Implement Digital Direct Benefit Transfers: A DBT Readiness Index for the States of India
Both the central and state governments in India operate a vast array of cash and in-kind transfers to protect its poor. But these social protection schemes often suffer from substantial leakages and poor targeting, distort market functioning by subsidising prices and thereby impose significant fiscal stress without commensurate social benefits. India is seeking to port these subsidies into direct-to-beneficiary transfers, often called Direct Benefit Transfers or DBT. Implementing DBT should be a means to an end, not only to reduce leakages in the Indian subsidy system, but also to ensure that the targeted poor and vulnerable in society get timely transfers at low cost in time and money. In the Indian context DBT readiness is the ability of states/UTs to pursue government to citizen (G2C) and government to bank/business solutions through the use of Information, Communication and Technology (ICT) viz. electronic transfer of cash or in-kind benefits from government to citizen or for effecting cashless in- kind transfers.

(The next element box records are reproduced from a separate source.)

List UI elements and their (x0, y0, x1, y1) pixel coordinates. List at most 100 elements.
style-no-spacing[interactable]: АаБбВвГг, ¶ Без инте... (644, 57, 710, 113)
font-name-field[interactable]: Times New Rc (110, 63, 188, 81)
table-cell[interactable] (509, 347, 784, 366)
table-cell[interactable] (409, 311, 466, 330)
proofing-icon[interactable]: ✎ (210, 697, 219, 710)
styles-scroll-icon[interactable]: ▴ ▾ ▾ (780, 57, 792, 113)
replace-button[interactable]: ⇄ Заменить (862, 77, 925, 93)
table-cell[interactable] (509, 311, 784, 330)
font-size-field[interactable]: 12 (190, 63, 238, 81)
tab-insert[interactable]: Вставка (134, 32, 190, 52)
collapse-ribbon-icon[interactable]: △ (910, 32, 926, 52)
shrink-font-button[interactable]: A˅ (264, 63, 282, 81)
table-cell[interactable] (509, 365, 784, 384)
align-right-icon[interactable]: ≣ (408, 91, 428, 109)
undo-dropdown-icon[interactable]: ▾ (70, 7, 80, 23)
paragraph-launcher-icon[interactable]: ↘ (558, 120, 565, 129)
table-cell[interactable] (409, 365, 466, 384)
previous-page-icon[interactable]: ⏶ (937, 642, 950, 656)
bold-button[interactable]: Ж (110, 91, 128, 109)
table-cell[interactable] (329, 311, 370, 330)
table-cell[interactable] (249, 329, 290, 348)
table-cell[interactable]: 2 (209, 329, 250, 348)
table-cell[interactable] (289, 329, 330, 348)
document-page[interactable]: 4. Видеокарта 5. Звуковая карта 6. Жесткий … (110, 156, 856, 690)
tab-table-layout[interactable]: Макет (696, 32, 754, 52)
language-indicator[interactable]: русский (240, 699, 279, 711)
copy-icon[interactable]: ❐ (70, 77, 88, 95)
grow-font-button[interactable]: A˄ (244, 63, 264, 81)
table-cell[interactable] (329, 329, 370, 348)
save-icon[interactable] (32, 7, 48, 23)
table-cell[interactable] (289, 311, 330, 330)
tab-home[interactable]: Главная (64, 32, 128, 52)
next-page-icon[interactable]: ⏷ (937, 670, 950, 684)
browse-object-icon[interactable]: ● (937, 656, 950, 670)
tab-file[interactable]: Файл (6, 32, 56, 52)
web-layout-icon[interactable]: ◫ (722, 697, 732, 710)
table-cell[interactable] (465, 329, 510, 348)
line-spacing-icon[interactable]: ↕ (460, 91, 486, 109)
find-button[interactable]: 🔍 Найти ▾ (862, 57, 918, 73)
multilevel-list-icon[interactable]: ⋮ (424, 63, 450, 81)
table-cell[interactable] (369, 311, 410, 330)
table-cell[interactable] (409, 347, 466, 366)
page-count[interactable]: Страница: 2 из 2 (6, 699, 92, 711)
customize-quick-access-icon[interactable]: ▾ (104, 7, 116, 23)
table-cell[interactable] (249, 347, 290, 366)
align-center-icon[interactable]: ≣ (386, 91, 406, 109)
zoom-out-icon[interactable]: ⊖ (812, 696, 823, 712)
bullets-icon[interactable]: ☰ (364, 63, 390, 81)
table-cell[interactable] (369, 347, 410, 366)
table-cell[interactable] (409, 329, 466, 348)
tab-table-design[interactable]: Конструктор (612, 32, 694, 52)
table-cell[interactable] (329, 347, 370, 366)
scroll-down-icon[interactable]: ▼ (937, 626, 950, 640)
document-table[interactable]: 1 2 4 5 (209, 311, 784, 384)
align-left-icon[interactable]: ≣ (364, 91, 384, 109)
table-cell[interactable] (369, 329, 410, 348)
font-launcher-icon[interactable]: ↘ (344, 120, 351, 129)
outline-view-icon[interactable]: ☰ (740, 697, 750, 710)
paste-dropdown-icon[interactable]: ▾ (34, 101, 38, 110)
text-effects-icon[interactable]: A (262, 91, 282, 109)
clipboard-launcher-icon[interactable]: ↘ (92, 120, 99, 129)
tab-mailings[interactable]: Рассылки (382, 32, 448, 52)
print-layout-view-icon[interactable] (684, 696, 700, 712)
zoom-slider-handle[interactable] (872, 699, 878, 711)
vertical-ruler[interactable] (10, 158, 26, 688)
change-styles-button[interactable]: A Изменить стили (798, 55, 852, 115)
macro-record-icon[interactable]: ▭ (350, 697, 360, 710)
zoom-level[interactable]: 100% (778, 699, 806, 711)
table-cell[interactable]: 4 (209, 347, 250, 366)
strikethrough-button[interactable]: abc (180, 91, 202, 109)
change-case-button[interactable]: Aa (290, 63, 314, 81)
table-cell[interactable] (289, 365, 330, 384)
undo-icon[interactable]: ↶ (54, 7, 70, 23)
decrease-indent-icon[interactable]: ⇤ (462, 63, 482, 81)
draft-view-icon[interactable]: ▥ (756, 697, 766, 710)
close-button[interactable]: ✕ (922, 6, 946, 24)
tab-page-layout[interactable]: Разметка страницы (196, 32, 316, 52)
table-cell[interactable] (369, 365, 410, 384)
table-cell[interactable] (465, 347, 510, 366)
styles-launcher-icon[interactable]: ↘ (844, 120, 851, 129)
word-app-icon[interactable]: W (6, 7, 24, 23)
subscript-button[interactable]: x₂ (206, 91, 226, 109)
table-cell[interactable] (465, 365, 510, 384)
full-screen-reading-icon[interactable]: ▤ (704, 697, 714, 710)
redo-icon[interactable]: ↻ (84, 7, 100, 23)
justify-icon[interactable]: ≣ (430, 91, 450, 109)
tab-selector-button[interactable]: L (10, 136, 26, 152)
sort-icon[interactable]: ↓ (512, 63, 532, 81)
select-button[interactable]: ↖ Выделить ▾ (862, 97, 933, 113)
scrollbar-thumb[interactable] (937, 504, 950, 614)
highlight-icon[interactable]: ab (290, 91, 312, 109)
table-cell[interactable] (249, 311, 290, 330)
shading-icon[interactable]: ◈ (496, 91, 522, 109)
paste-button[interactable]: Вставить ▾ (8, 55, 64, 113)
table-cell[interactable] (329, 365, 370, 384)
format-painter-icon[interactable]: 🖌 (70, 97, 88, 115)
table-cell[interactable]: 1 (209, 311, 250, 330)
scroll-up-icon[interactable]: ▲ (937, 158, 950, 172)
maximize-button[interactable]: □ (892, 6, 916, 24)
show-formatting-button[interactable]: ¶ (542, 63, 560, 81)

Accurate targeting of beneficiaries due to Aadhar and biometric verification makes it feasible to avoid leakages due to ghost beneficiaries and to avoid leakages due to duplication errors . The DBT-Readiness of all Indian states and Union Territories (UTs) will be assessed both annually and quarterly by National Council of Applied Economic Research (NCAER) over the next three years starting from 2016 to 2018 based on annual surveys. The quarterly assessment will be based off a combination of primary and secondary data available or made available by state/UT governments. States/UTs will be ranked relatively using the annual surveys. The quarterly rankings will be based off absolute index, which will help track states/UTs their own growth over time. In addition to the overall DBT assessment of states and UTs, this survey undertakes DBT Readiness of 10 Central Schemes.